The recipe section included six of the tempting dishes described in the novel, and since I couldn’t quite decide which to pick, I chose two short ones to try out for this column. The first was this fun dessert:
2 premade pie crusts (you can make your own like Jules, or for a quick, fun dessert, buy refrigerated crusts)
½ cup butter
½ cup cinnamon and sugar
1 cup of raspberry jam
*If desired, serve in fry containers from your local party store
Roll out pie crust into a thin sheet. Use a pizza cutter to cut ½-inch strips. Melt butter. Brush each side of the strips with butter, then sprinkle with cinnamon and sugar. Place on a greased cookie sheet. Bake at 350 degrees for 10 to 12 minutes. Serve immediately with raspberry-jam dipping sauce. For a fun party dessert, serve pie fries in fry boxes with a side of “ketchup” aka raspberry jam.

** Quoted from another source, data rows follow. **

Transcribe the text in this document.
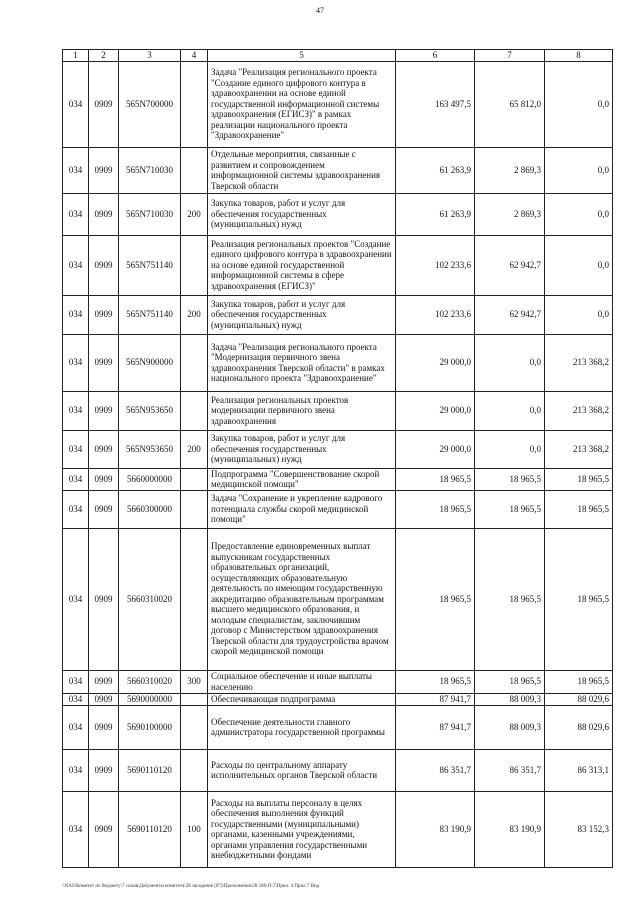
47
1	2	3	4	5	6	7	8
034	0909	565N700000		Задача "Реализация регионального проекта "Создание единого цифрового контура в здравоохранении на основе единой государственной информационной системы здравоохранения (ЕГИСЗ)" в рамках реализации национального проекта "Здравоохранение"	163 497,5	65 812,0	0,0
034	0909	565N710030		Отдельные мероприятия, связанные с развитием и сопровождением информационной системы здравоохранения Тверской области	61 263,9	2 869,3	0,0
034	0909	565N710030	200	Закупка товаров, работ и услуг для обеспечения государственных (муниципальных) нужд	61 263,9	2 869,3	0,0
034	0909	565N751140		Реализация региональных проектов "Создание единого цифрового контура в здравоохранении на основе единой государственной информационной системы в сфере здравоохранения (ЕГИСЗ)"	102 233,6	62 942,7	0,0
034	0909	565N751140	200	Закупка товаров, работ и услуг для обеспечения государственных (муниципальных) нужд	102 233,6	62 942,7	0,0
034	0909	565N900000		Задача "Реализация регионального проекта "Модернизация первичного звена здравоохранения Тверской области" в рамках национального проекта "Здравоохранение"	29 000,0	0,0	213 368,2
034	0909	565N953650		Реализация региональных проектов модернизации первичного звена здравоохранения	29 000,0	0,0	213 368,2
034	0909	565N953650	200	Закупка товаров, работ и услуг для обеспечения государственных (муниципальных) нужд	29 000,0	0,0	213 368,2
034	0909	5660000000		Подпрограмма "Совершенствование скорой медицинской помощи"	18 965,5	18 965,5	18 965,5
034	0909	5660300000		Задача "Сохранение и укрепление кадрового потенциала службы скорой медицинской помощи"	18 965,5	18 965,5	18 965,5
034	0909	5660310020		Предоставление единовременных выплат выпускникам государственных образовательных организаций, осуществляющих образовательную деятельность по имеющим государственную аккредитацию образовательным программам высшего медицинского образования, и молодым специалистам, заключившим договор с Министерством здравоохранения Тверской области для трудоустройства врачом скорой медицинской помощи	18 965,5	18 965,5	18 965,5
034	0909	5660310020	300	Социальное обеспечение и иные выплаты населению	18 965,5	18 965,5	18 965,5
034	0909	5690000000		Обеспечивающая подпрограмма	87 941,7	88 009,3	88 029,6
034	0909	5690100000		Обеспечение деятельности главного администратора государственной программы	87 941,7	88 009,3	88 029,6
034	0909	5690110120		Расходы по центральному аппарату исполнительных органов Тверской области	86 351,7	86 351,7	86 313,1
034	0909	5690110120	100	Расходы на выплаты персоналу в целях обеспечения выполнения функций государственными (муниципальными) органами, казенными учреждениями, органами управления государственными внебюджетными фондами	83 190,9	83 190,9	83 152,3
\\NAS\Комитет по бюджету\7 созыв\Документы комитета\28 заседание (07)\Приложения\28 508-П-7\Прил. 4 Прил 7 Bид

I had a dickens of a time getting these to look like actual fries—I wound up cutting the slices of the second batch in half—but these were a fast and delicious treat, especially when dipped in the raspberry jam. Also, instead of putting together a half-cup of cinnamon and sugar, I just sprinkled the pastry with each, eyeballing the amount. I’ve learned the hard way that creating a cinnamon-sugar mix pre-application is an imprecise art that results in far too much of the blend afterward.
Next, my lovely assistant Karin and I assembled these:
Grilled Black Bread Sandwiches
8 slices of molasses or chocolate black bread
8 oz. of goat cheese
2 Granny Smith apples
¼ cup butter
Slice the Granny Smith apples. Spread a layer of goat cheese on each side of the bread. Layer in apple slices. Drizzle with balsamic vinegar. Melt 2 tablespoons of butter in a frying pan on medium heat. Grill sandwich on both sides until bread is crispy and cheese has melted (approximately two to three minutes on each side.)
Black bread was surprisingly hard to find, so we settled on a sweet honey rye. I really like the idea of this sandwich, but it’s missing something in the execution, though I can’t quite figure out what. Part of it, I’m convinced, is the goat cheese. We used a spreadable version, and there was simply no melting that without burning the bread. I’d probably make the pie fries again, but likely won’t repeat this sandwich.